# taz.de -- Deutsch-französisches Kulturprojekt: Freundschaft und Neugierde
       
       > Zum 50. Jubiläum des Elysee-Vertrags entstand die Transfabrik, ein
       > wanderndes, multidisziplinäres Festival. Zu seinem Abschluss wird in
       > Paris getanzt.
       
 (IMG) Bild: Szene aus "The Nikel Project - Songs & Poems".
       
       Charles de Gaulle und Konrad Adenauer sind als Architekten der
       deutsch-französischen Zusammenarbeit abgebildet auf einer Zwei-Euro-Münze,
       aufgelegt zum 50. Jubiläum des Elysee-Vertrags in diesem Jahr. Ich zahle
       mit ihr in einem Cafe in Paris, eingeladen von Transfabrik. In Transfabrik,
       einem Hauptprogramm im Rahmen des Jubiläums, dreht sich alles um den Tanz
       zwischen Deutschland und Frankreich. Sechs Städte profitieren seit März
       davon, Brest, Hamburg, Essen, Berlin, Metz und Saarbrücken.
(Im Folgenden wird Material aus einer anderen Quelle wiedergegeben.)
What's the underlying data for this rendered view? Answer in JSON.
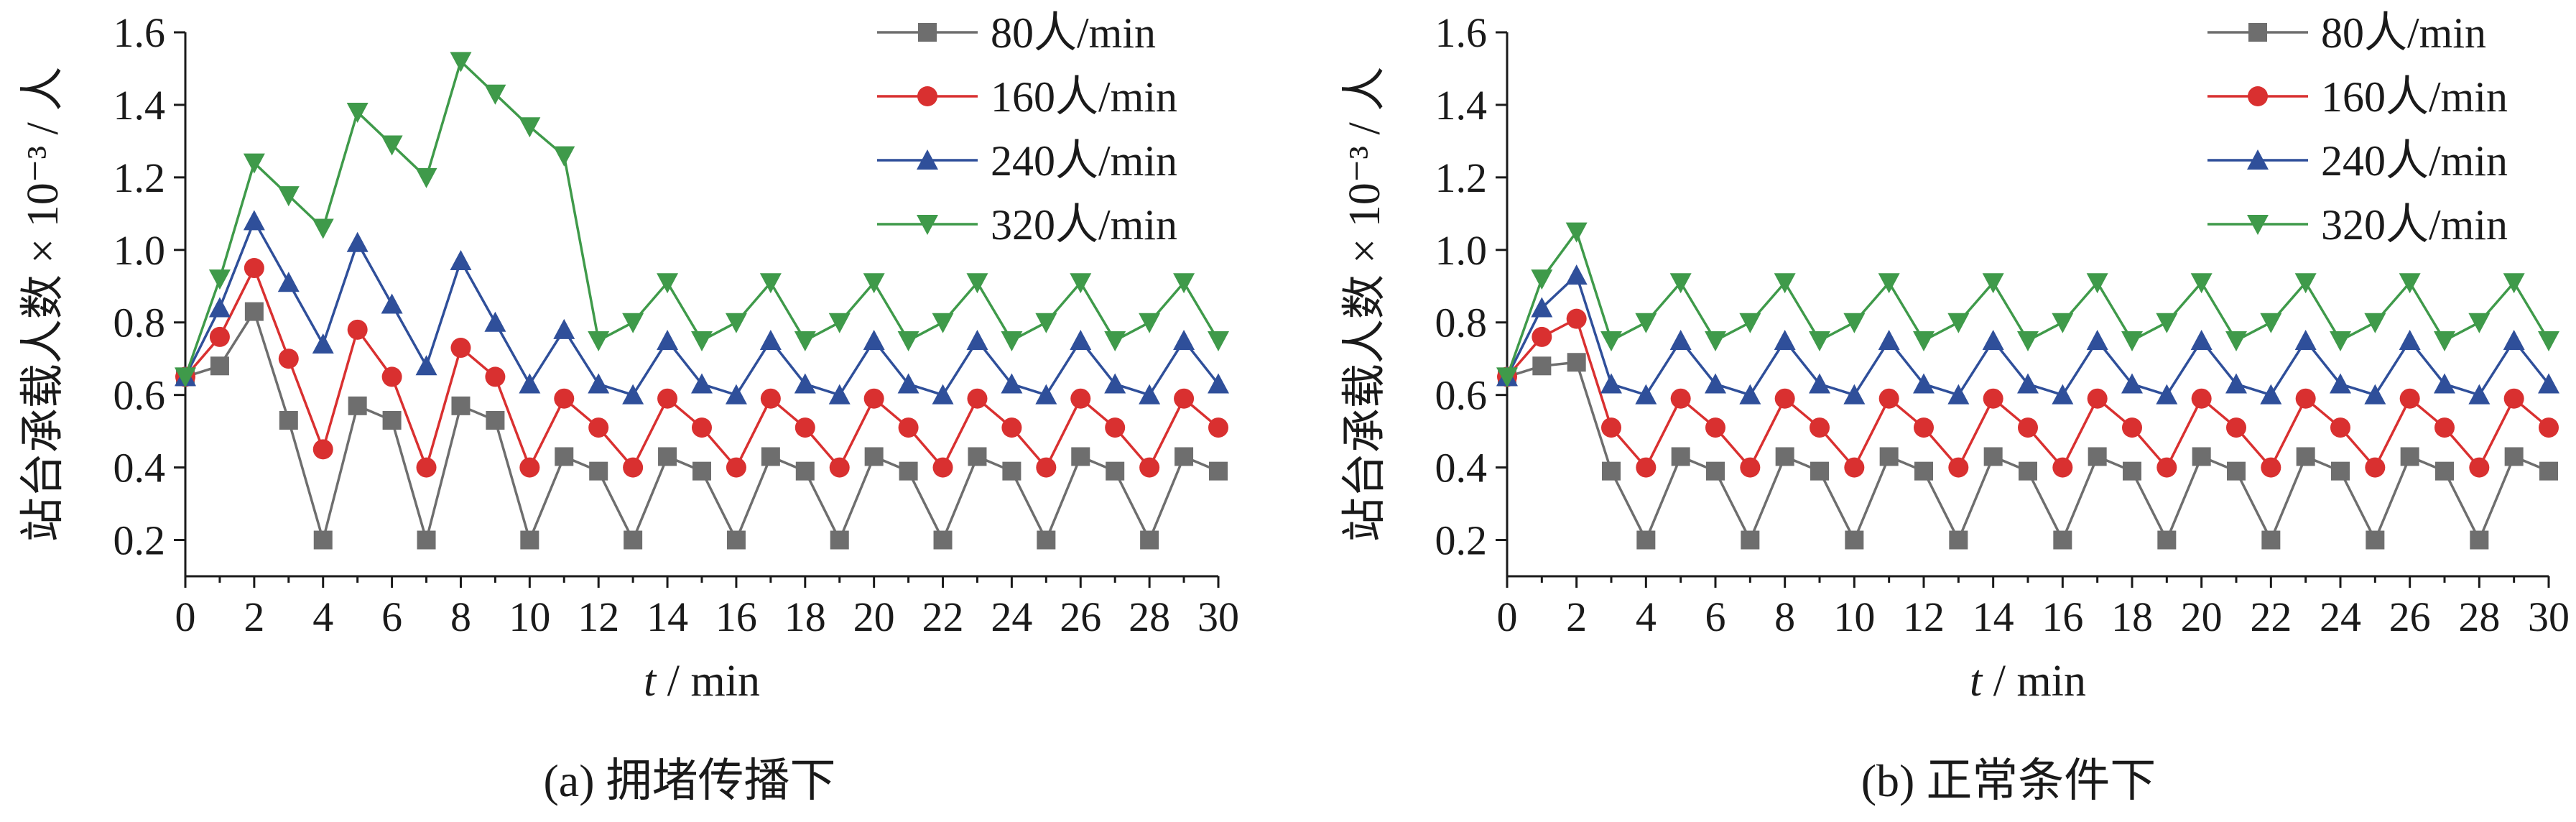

Letzte Station
       ist Paris, bis Ende Juni.
       
       Das „Trans“ in Transfabrik steht nicht nur für den Austausch über die
       Grenze, sondern auch zwischen den Künsten. Daran arbeiten die drei Tänzer
       von Mamaza mit zwei Musikern des Ensembles Nikel. Ihr Stück „The Nikel
       Project – Songs & Poems“, das am Mousonturm in Frankfurt herauskam, ist in
       Paris Teil der Reihe „Rencontre Choreographiques“ im Centre National de la
       Danse.
       
       Seit neun Jahren residiert das Centre in einem brutalistischen Betonbau in
       Saint-Denis, am Pariser Stadtrand. Wer zum Tanzhaus kommt, lässt sich fast
       auf der Straße erkennen. Das sind die mit den konturierten
       Kurzhaarschnitten und den expressiven Brillen. So sieht Tanzpublikum auch
       in Berlin aus.
       
       „The Nikel Project“ ist ein bezauberndes Stück, das dem Minimalismus der
       Gesten eine oft verschrobene Komik abgewinnt. Wir hören das Surren eines
       handbetriebenen Fahrrads, das Ratschen eines Vorhangs, quietschende
       Geräusche von gespitzten Lippen, das Schieben einer Bank, das Klatschen von
       Händen und Füßen auf dem Boden. Drehungen werden auf einer Arschbacke
       ausgeführt, mit einer Gitarre und einer Gitarrenhülle, die im Kreis über
       den Boden gezogen werden und schließlich von einem Tänzer, der an den Armen
       eines Musikers im Kreis geschleudert wird.
       
       ## Intimität und Konkurrenz
       
       Die Partitur der Geräusche und Bewegungen findet dabei immer wieder neue
       Übersetzungen, die Dynamik verändert sich, Momenten der Intimität folgen
       Situationen der Konkurrenz und Erregung. Hören und Sehen schieben nicht
       immer die gleichen Vorstellungen an, aus dem Ungleichen gewinnt das Stück
       seine Überraschungen.
       
       War der Ton oder das Bild zuerst da, die Musik oder der Tanz – das eben
       lässt sich bei „The Nikel Project“ nicht mehr sagen. Für die Choreografin
       Gisèle Vienne, deren Stück „The Pyre“ (dt.: der Scheiterhaufen) am nächsten
       Tag im Centre Pompidou läuft, sind die Referenzsystemen in anderen Künsten
       existentiell.
       
       Schon mehrfach hat sie mit dem amerikanischen Autor Dennis Cooper
       zusammengearbeitet. Um schärfer zu bekommen, wann ein Körper zum Bild wird,
       wann zu einer Figur und Teil einer Narration, und wie seine Präsenz sich
       von dieser Belegung mit Bedeutung wieder befreien kann, hat sich Gisèle
       Vienne für „The Pyre“ eine ungewöhnliche Konstruktion ausgedacht.
       
       Am Anfang wird eine Erzählung als Buch verteilt, das man nach der
       Aufführung lesen kann. Der Text tritt dann in eine schillernde Beziehung
       zum Spektakel. Denn er schlägt unterschiedliche Lesarten vor und geht dem
       Tanzstück einerseits voraus, spinnt andererseits die Erfahrung des Sehens
       und Hörens fort.
       
       ## Wie in einer Space-Odysee
       
       Das klingt nach einer bemühten Konstruktion, um Konventionen aufzubrechen.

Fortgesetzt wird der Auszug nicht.